Réfléchir à des solutions communes aux questions écologiques et sociales
Fin du monde versus fin du mois, crise écologique versus crise sociale. Les deux grandes crises de notre temps ont longtemps été abordées de manière distincte. Avant qu’une nouvelle réalité ne s’impose chaque jour davantage : relever le défi écologique sera impossible sans traiter la crise sociale.
Publié le 11 juin 2020
L’entremêlement des crises sociale et écologique
Qui doute encore de la réalité de la crise écologique ? ONU, GIEC, cabinets indépendants… les rapports se multiplient pour alerter et décrypter les risques qui guettent notre planète et ses habitants. Au-delà des publications scientifiques et des actions militantes, c’est la survenance de premières répercussions visibles du dérèglement climatique qui font aujourd’hui basculer les opinions publiques à travers le monde : records de température, super-incendies, déplacement massif de populations…

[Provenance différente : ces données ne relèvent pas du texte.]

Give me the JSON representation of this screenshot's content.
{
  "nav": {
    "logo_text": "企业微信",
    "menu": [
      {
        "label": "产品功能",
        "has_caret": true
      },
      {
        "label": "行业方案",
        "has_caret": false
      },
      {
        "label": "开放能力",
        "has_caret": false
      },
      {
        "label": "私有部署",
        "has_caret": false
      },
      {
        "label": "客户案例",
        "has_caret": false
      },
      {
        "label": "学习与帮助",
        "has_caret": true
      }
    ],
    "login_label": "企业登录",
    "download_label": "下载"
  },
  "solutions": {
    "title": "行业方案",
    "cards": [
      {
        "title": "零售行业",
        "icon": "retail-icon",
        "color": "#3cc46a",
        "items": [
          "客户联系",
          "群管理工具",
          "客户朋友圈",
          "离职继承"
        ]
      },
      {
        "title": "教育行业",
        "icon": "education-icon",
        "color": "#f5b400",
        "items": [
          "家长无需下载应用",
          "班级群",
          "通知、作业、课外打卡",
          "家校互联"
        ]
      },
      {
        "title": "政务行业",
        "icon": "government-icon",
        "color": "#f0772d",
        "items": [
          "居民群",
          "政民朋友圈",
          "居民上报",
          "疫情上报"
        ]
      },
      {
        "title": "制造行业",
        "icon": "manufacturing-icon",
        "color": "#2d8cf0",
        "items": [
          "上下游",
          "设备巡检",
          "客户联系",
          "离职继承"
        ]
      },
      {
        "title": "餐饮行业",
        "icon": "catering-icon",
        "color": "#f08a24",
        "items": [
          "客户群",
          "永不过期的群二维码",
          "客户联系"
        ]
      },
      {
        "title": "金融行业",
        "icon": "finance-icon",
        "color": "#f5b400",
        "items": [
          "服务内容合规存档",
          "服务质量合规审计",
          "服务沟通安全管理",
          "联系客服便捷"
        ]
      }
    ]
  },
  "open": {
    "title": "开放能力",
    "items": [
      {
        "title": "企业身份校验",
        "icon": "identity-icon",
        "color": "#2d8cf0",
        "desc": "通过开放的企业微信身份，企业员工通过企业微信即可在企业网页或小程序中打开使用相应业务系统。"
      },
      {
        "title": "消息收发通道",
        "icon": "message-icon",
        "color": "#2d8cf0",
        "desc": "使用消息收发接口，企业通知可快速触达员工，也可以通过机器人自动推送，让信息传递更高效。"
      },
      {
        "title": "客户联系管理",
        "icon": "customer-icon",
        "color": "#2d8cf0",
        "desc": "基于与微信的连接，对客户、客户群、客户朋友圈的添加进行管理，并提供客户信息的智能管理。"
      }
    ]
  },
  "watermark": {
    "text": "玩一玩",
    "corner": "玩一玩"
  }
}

Au même moment, partout sur la planète, un autre type de crise fait la une de l’actualité : la crise sociale liée à l’augmentation des inégalités. Alors que plus de la moitié de la richesse mondiale est détenue par 1 % des individus les plus fortunés1, la hausse des inégalités ne cesse de progresser, à l’intérieur même de chaque pays2. De l’Algérie au Liban, du Chili à la France, de l’Équateur à Honk-Hong… les réalités sont très différentes, mais de mêmes maux sont pointés par la population, de manière plus ou moins violente.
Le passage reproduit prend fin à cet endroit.